3/06/2004

David Corn offers a solid defense of Kerry's progressive credentials - his investigations of Iran-Contra, BCCI, and Vietnam POW/AWOL rumors, and his votes against DOMA and for Clean Elections. He sets out consciously to tell the good parts of the Kerry narrative, and he articulates them well. Corn may very well be right that there have been times he has shown courage, devotion to justice and commitment to honesty, open government and principle-over-politics. There are few senators of whom that can be said. A full assessment of the man ought to take these portions of his public service into account. There remain, unfortunately, other portions to be taken into account as well.
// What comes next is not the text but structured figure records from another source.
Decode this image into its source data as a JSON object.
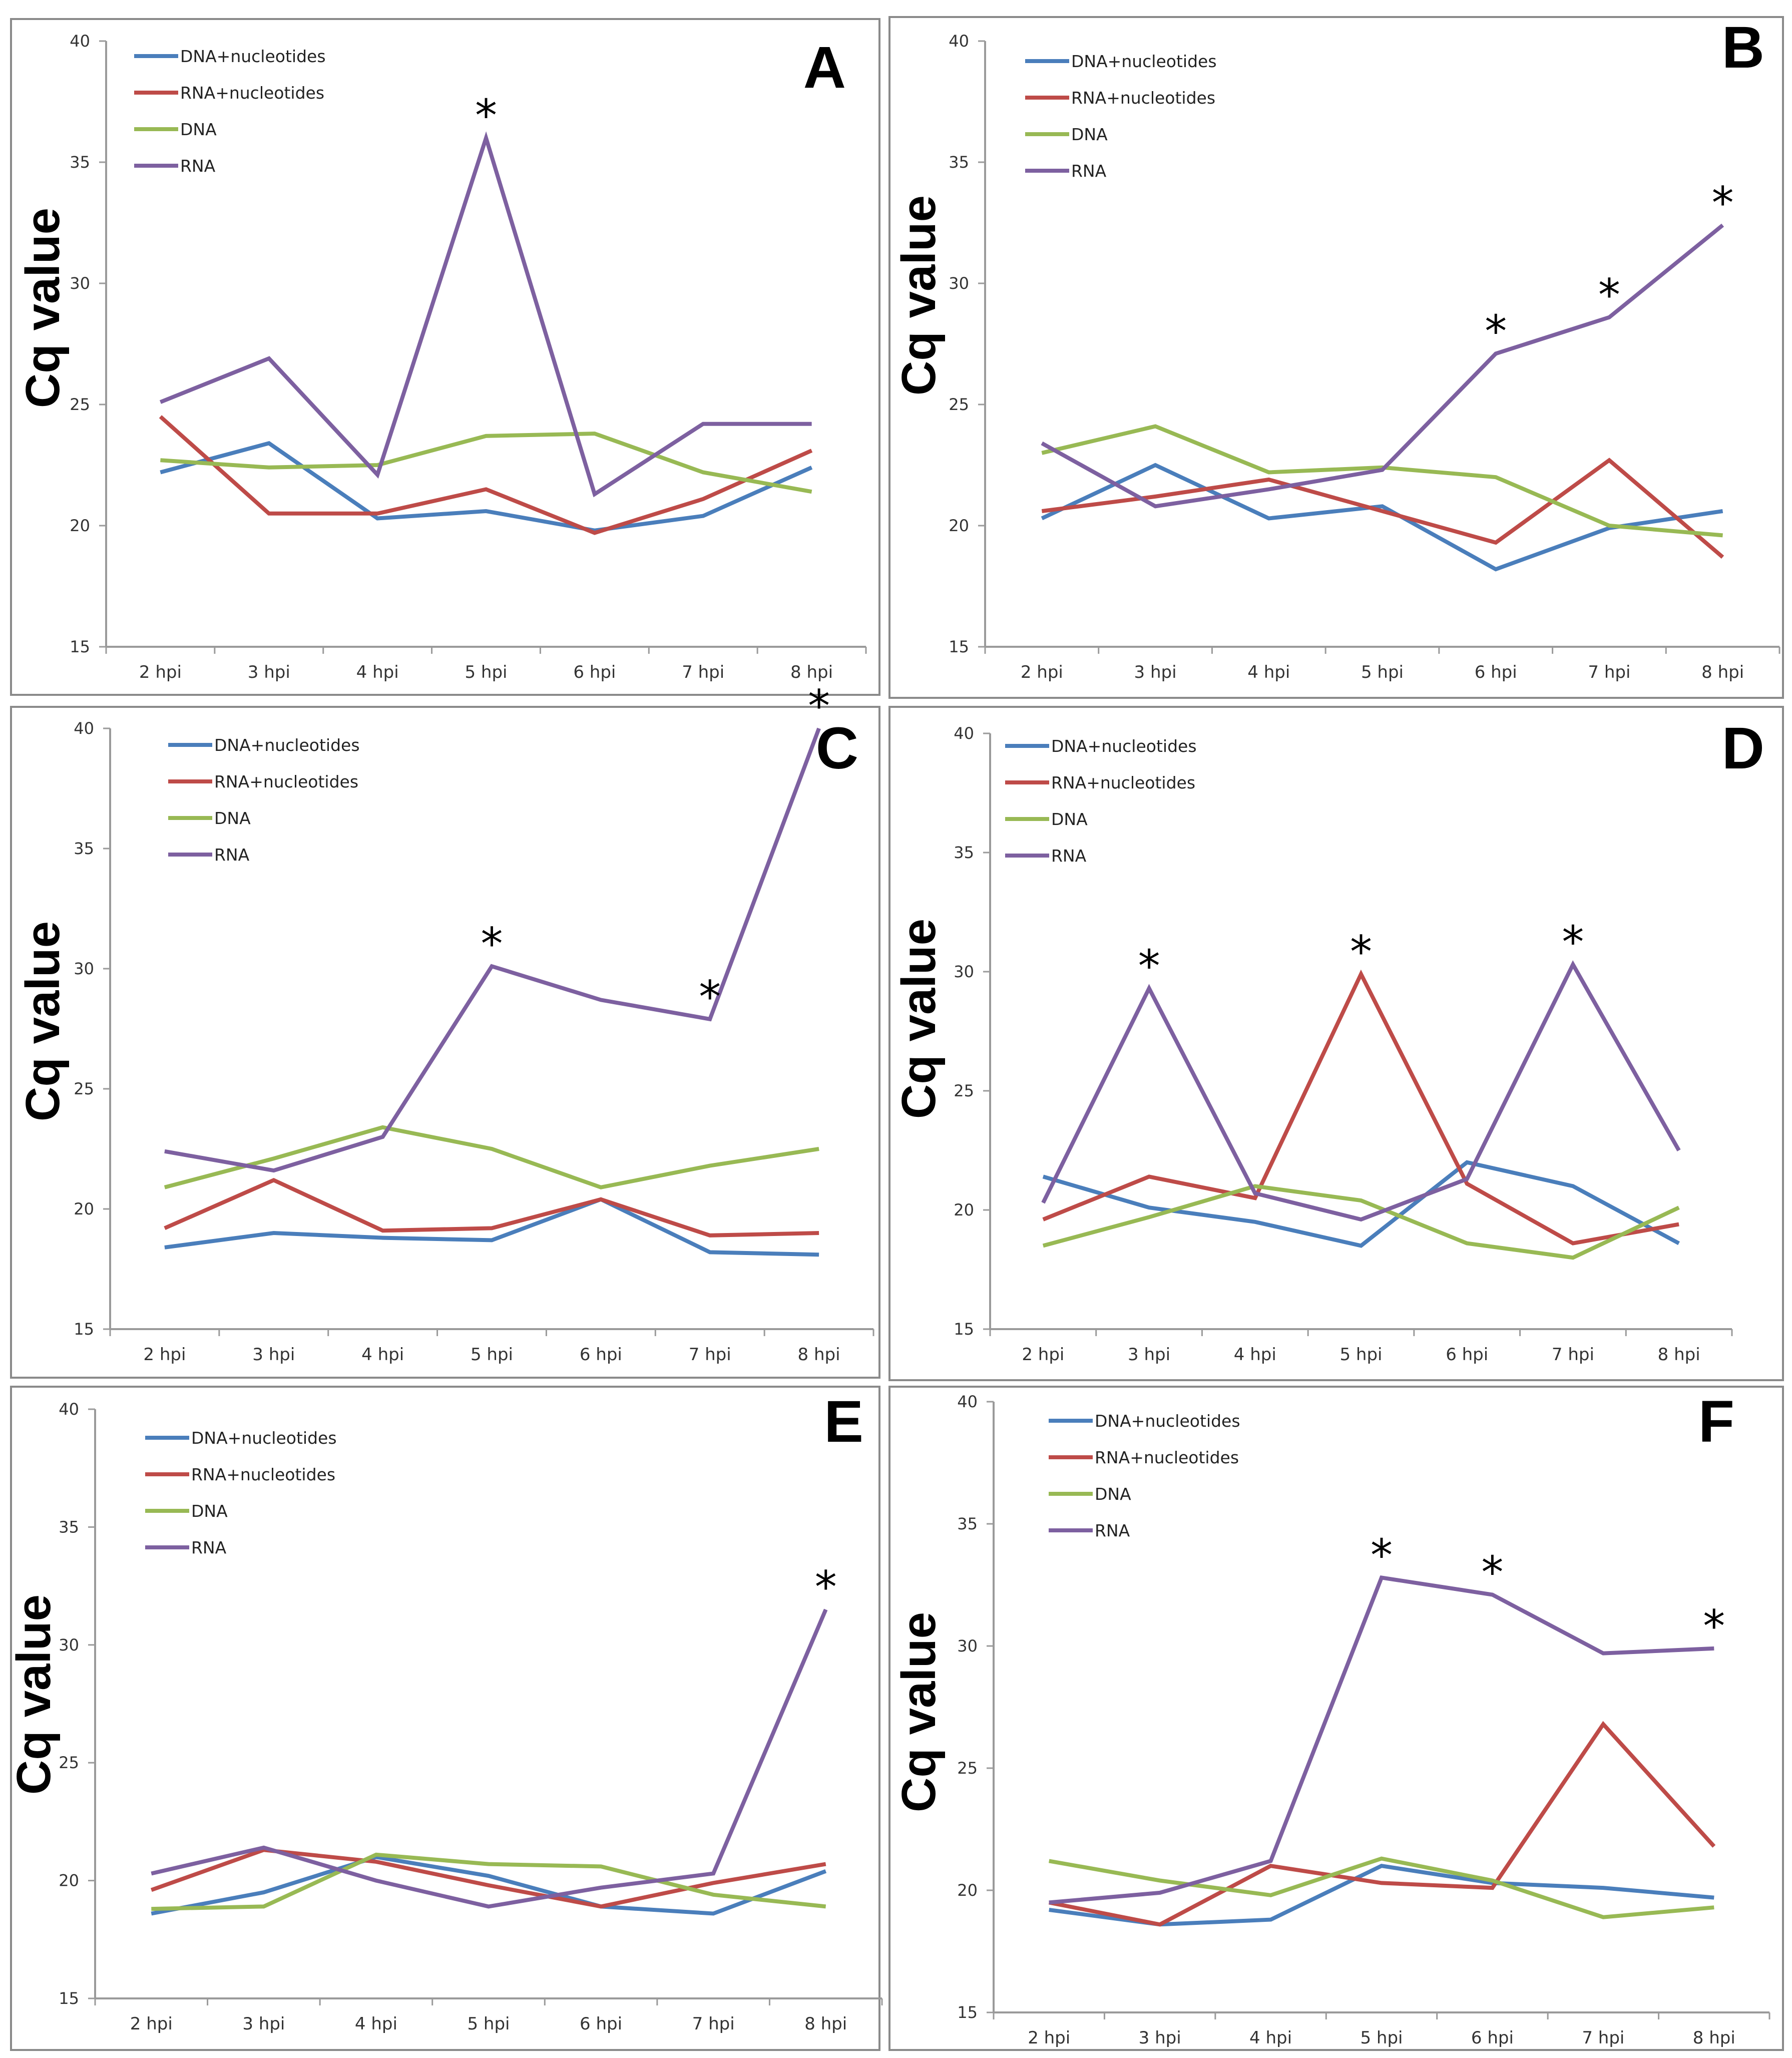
{
  "series_names": [
    "DNA+nucleotides",
    "RNA+nucleotides",
    "DNA",
    "RNA"
  ],
  "series_colors": [
    "#4a7ebb",
    "#be4b48",
    "#98b954",
    "#7d60a0"
  ],
  "chart_data": [
    {
      "panel": "A",
      "type": "line",
      "ylabel": "Cq value",
      "ylim": [
        15,
        40
      ],
      "yticks": [
        15,
        20,
        25,
        30,
        35,
        40
      ],
      "categories": [
        "2 hpi",
        "3 hpi",
        "4 hpi",
        "5 hpi",
        "6 hpi",
        "7 hpi",
        "8 hpi"
      ],
      "legend_position": "top-left",
      "grid": false,
      "series": [
        {
          "name": "DNA+nucleotides",
          "values": [
            22.2,
            23.4,
            20.3,
            20.6,
            19.8,
            20.4,
            22.4
          ]
        },
        {
          "name": "RNA+nucleotides",
          "values": [
            24.5,
            20.5,
            20.5,
            21.5,
            19.7,
            21.1,
            23.1
          ]
        },
        {
          "name": "DNA",
          "values": [
            22.7,
            22.4,
            22.5,
            23.7,
            23.8,
            22.2,
            21.4
          ]
        },
        {
          "name": "RNA",
          "values": [
            25.1,
            26.9,
            22.1,
            36.0,
            21.3,
            24.2,
            24.2
          ]
        }
      ],
      "annotations": [
        {
          "text": "*",
          "category": "5 hpi",
          "value": 36.0
        }
      ]
    },
    {
      "panel": "B",
      "type": "line",
      "ylabel": "Cq value",
      "ylim": [
        15,
        40
      ],
      "yticks": [
        15,
        20,
        25,
        30,
        35,
        40
      ],
      "categories": [
        "2 hpi",
        "3 hpi",
        "4 hpi",
        "5 hpi",
        "6 hpi",
        "7 hpi",
        "8 hpi"
      ],
      "legend_position": "top-left",
      "grid": false,
      "series": [
        {
          "name": "DNA+nucleotides",
          "values": [
            20.3,
            22.5,
            20.3,
            20.8,
            18.2,
            19.9,
            20.6
          ]
        },
        {
          "name": "RNA+nucleotides",
          "values": [
            20.6,
            21.2,
            21.9,
            20.6,
            19.3,
            22.7,
            18.7
          ]
        },
        {
          "name": "DNA",
          "values": [
            23.0,
            24.1,
            22.2,
            22.4,
            22.0,
            20.0,
            19.6
          ]
        },
        {
          "name": "RNA",
          "values": [
            23.4,
            20.8,
            21.5,
            22.3,
            27.1,
            28.6,
            32.4
          ]
        }
      ],
      "annotations": [
        {
          "text": "*",
          "category": "6 hpi",
          "value": 27.1
        },
        {
          "text": "*",
          "category": "7 hpi",
          "value": 28.6
        },
        {
          "text": "*",
          "category": "8 hpi",
          "value": 32.4
        }
      ]
    },
    {
      "panel": "C",
      "type": "line",
      "ylabel": "Cq value",
      "ylim": [
        15,
        40
      ],
      "yticks": [
        15,
        20,
        25,
        30,
        35,
        40
      ],
      "categories": [
        "2 hpi",
        "3 hpi",
        "4 hpi",
        "5 hpi",
        "6 hpi",
        "7 hpi",
        "8 hpi"
      ],
      "legend_position": "top-left",
      "grid": false,
      "series": [
        {
          "name": "DNA+nucleotides",
          "values": [
            18.4,
            19.0,
            18.8,
            18.7,
            20.4,
            18.2,
            18.1
          ]
        },
        {
          "name": "RNA+nucleotides",
          "values": [
            19.2,
            21.2,
            19.1,
            19.2,
            20.4,
            18.9,
            19.0
          ]
        },
        {
          "name": "DNA",
          "values": [
            20.9,
            22.1,
            23.4,
            22.5,
            20.9,
            21.8,
            22.5
          ]
        },
        {
          "name": "RNA",
          "values": [
            22.4,
            21.6,
            23.0,
            30.1,
            28.7,
            27.9,
            40.0
          ]
        }
      ],
      "annotations": [
        {
          "text": "*",
          "category": "5 hpi",
          "value": 30.1
        },
        {
          "text": "*",
          "category": "7 hpi",
          "value": 27.9
        },
        {
          "text": "*",
          "category": "8 hpi",
          "value": 40.0
        }
      ]
    },
    {
      "panel": "D",
      "type": "line",
      "ylabel": "Cq value",
      "ylim": [
        15,
        40
      ],
      "yticks": [
        15,
        20,
        25,
        30,
        35,
        40
      ],
      "categories": [
        "2 hpi",
        "3 hpi",
        "4 hpi",
        "5 hpi",
        "6 hpi",
        "7 hpi",
        "8 hpi"
      ],
      "legend_position": "top-left",
      "grid": false,
      "series": [
        {
          "name": "DNA+nucleotides",
          "values": [
            21.4,
            20.1,
            19.5,
            18.5,
            22.0,
            21.0,
            18.6
          ]
        },
        {
          "name": "RNA+nucleotides",
          "values": [
            19.6,
            21.4,
            20.5,
            29.9,
            21.1,
            18.6,
            19.4
          ]
        },
        {
          "name": "DNA",
          "values": [
            18.5,
            19.7,
            21.0,
            20.4,
            18.6,
            18.0,
            20.1
          ]
        },
        {
          "name": "RNA",
          "values": [
            20.3,
            29.3,
            20.7,
            19.6,
            21.3,
            30.3,
            22.5
          ]
        }
      ],
      "annotations": [
        {
          "text": "*",
          "category": "3 hpi",
          "value": 29.3
        },
        {
          "text": "*",
          "category": "5 hpi",
          "value": 29.9
        },
        {
          "text": "*",
          "category": "7 hpi",
          "value": 30.3
        }
      ]
    },
    {
      "panel": "E",
      "type": "line",
      "ylabel": "Cq value",
      "ylim": [
        15,
        40
      ],
      "yticks": [
        15,
        20,
        25,
        30,
        35,
        40
      ],
      "categories": [
        "2 hpi",
        "3 hpi",
        "4 hpi",
        "5 hpi",
        "6 hpi",
        "7 hpi",
        "8 hpi"
      ],
      "legend_position": "top-left",
      "grid": false,
      "series": [
        {
          "name": "DNA+nucleotides",
          "values": [
            18.6,
            19.5,
            21.0,
            20.2,
            18.9,
            18.6,
            20.4
          ]
        },
        {
          "name": "RNA+nucleotides",
          "values": [
            19.6,
            21.3,
            20.8,
            19.8,
            18.9,
            19.9,
            20.7
          ]
        },
        {
          "name": "DNA",
          "values": [
            18.8,
            18.9,
            21.1,
            20.7,
            20.6,
            19.4,
            18.9
          ]
        },
        {
          "name": "RNA",
          "values": [
            20.3,
            21.4,
            20.0,
            18.9,
            19.7,
            20.3,
            31.5
          ]
        }
      ],
      "annotations": [
        {
          "text": "*",
          "category": "8 hpi",
          "value": 31.5
        }
      ]
    },
    {
      "panel": "F",
      "type": "line",
      "ylabel": "Cq value",
      "ylim": [
        15,
        40
      ],
      "yticks": [
        15,
        20,
        25,
        30,
        35,
        40
      ],
      "categories": [
        "2 hpi",
        "3 hpi",
        "4 hpi",
        "5 hpi",
        "6 hpi",
        "7 hpi",
        "8 hpi"
      ],
      "legend_position": "top-left",
      "grid": false,
      "series": [
        {
          "name": "DNA+nucleotides",
          "values": [
            19.2,
            18.6,
            18.8,
            21.0,
            20.3,
            20.1,
            19.7
          ]
        },
        {
          "name": "RNA+nucleotides",
          "values": [
            19.5,
            18.6,
            21.0,
            20.3,
            20.1,
            26.8,
            21.8
          ]
        },
        {
          "name": "DNA",
          "values": [
            21.2,
            20.4,
            19.8,
            21.3,
            20.4,
            18.9,
            19.3
          ]
        },
        {
          "name": "RNA",
          "values": [
            19.5,
            19.9,
            21.2,
            32.8,
            32.1,
            29.7,
            29.9
          ]
        }
      ],
      "annotations": [
        {
          "text": "*",
          "category": "5 hpi",
          "value": 32.8
        },
        {
          "text": "*",
          "category": "6 hpi",
          "value": 32.1
        },
        {
          "text": "*",
          "category": "8 hpi",
          "value": 29.9
        }
      ]
    }
  ]
}
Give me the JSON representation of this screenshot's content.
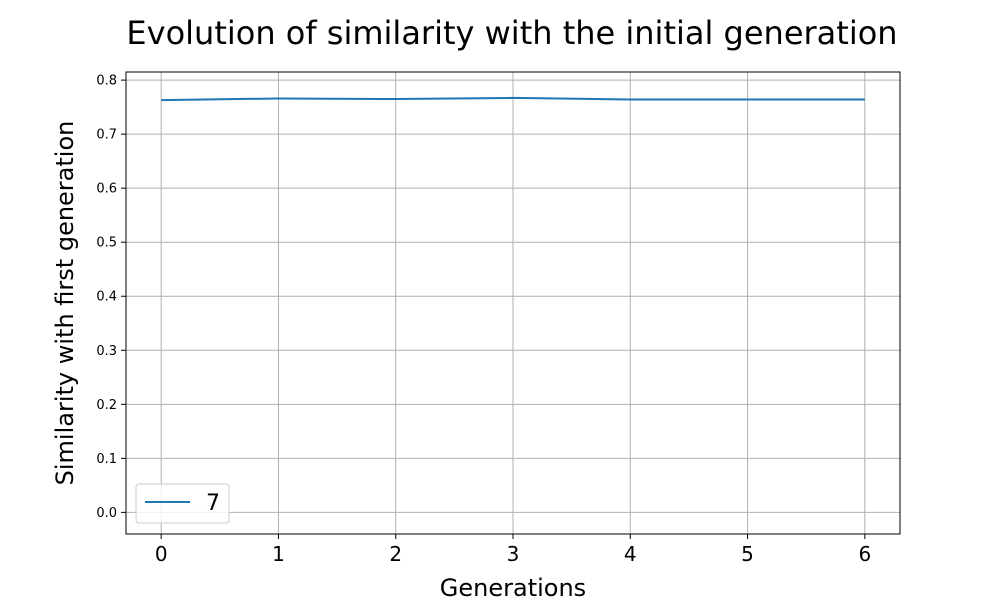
{
  "chart_data": {
    "type": "line",
    "title": "Evolution of similarity with the initial generation",
    "xlabel": "Generations",
    "ylabel": "Similarity with first generation",
    "x": [
      0,
      1,
      2,
      3,
      4,
      5,
      6
    ],
    "series": [
      {
        "name": "7",
        "values": [
          0.763,
          0.766,
          0.765,
          0.767,
          0.764,
          0.764,
          0.764
        ],
        "color": "#1f77b4"
      }
    ],
    "xticks": [
      "0",
      "1",
      "2",
      "3",
      "4",
      "5",
      "6"
    ],
    "yticks": [
      "0.0",
      "0.1",
      "0.2",
      "0.3",
      "0.4",
      "0.5",
      "0.6",
      "0.7",
      "0.8"
    ],
    "xlim": [
      -0.3,
      6.3
    ],
    "ylim": [
      -0.04,
      0.815
    ],
    "grid": true,
    "legend_position": "lower-left"
  }
}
Alex Cockburn, also in The Nation, a few weeks back summarized some of the major alarms Kerry should be setting off for progressives. But that said, I'm still closer to David Corn than to Cockburn or to this headline from LWB-Idol Sam Smith on this one. Nick Confessore put together (scroll down to March 4) one of the more judicious assessments I've seen of Kerry's record and various attempts to paint it: He is pro-welfare reform, a deficit hawk, a good environmentalist, doesn't want to privatize Social Security or Medicare, supports labor, is basically a free-trader with some occasional gestures towards less-free trade, supports civil unions but not gay marriage, and is a liberal internationalist on foreign policy. In other words, he's your basic moderate Democrat -- not too liberal, not too conservative. That was always his perverse strength. On a scale of one to ten, few Democratic interest groups would give him a ten, but most would give him a seven. That, as they say, is the good news and the bad news.